Economic Reality vs. Political Theater
Trump insisted Spain has “nothing that we require,” but trade data tell a different story. Spain is a major exporter of olive oil and also sends auto parts, steel, chemicals, and energy products to the United States. Any real embargo would hit Spanish firms and workers, but it would also disrupt supplies for U.S. businesses and raise costs for American consumers. The same White House that talks about helping workers in factories and farms is threatening policies that could hurt them if global partners respond with their own measures.
This pattern fits with earlier Trump-era clashes, where threats of tariffs or trade breaks were used to pressure allied governments on unrelated issues, such as the Greenland dispute with several European partners. Many of those fights ended with no lasting economic rupture, but they still rattled markets, strained alliances, and fed public distrust. People on the right see a system run by distant elites and global bureaucrats; people on the left see corporate interests and military deals overriding social needs. Both sides, in different ways, see leaders treating the economy as a personal lever while everyday families carry the risk.
NATO, Defense Spending, and the American Public
Trump’s demand that NATO members, including Spain, commit 5% of their national output to defense goes far beyond the alliance’s current guidelines and historic practice.
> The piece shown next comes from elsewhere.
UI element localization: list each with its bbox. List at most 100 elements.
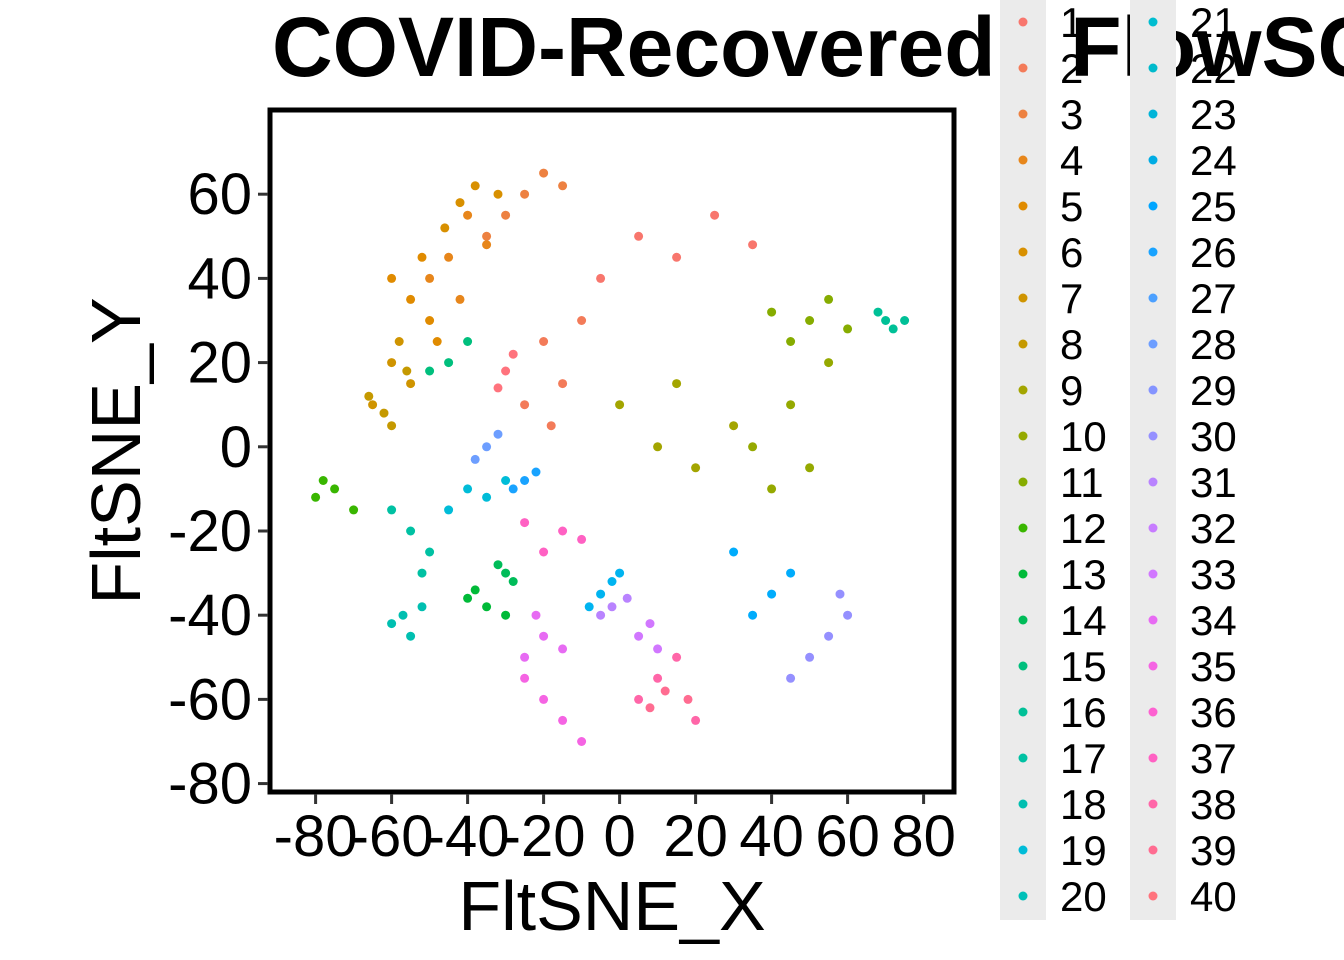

NATO Secretary General statements highlight that European allies have already added hundreds of billions of dollars to defense budgets since 2024, buying large amounts of U.S. equipment and supporting American jobs. Spain’s government says it is meeting its obligations inside NATO and contributing to shared missions. The clash is less about whether allies spend more, and more about who sets the rules and how those rules are enforced.
Spain secured a special exemption from NATO Secretary-General Mark Rutte to cap its defense spending at roughly 2.1% of its GDP
…but rather than addressing this:Trump orders halt to US trade with Spain over NATO spending, Iran | Reuters https://t.co/YL3ceOITCY
— Paul Stetson (@PaulStetson13) July 8, 2026
For Americans watching from home, the big picture is troubling. The United States is threatening a long-time ally over a war many citizens never asked for, using trade as a hammer and pushing defense spending goals that would shift money away from schools, health care, and debt relief. European governments are pushing back in the name of international law, but they also protect their own interests. Across the political spectrum, people see leaders locked in power struggles while basic problems—wages, prices, security, fairness—remain unsolved. That shared frustration may be the clearest signal that the system, not just one party, is off track.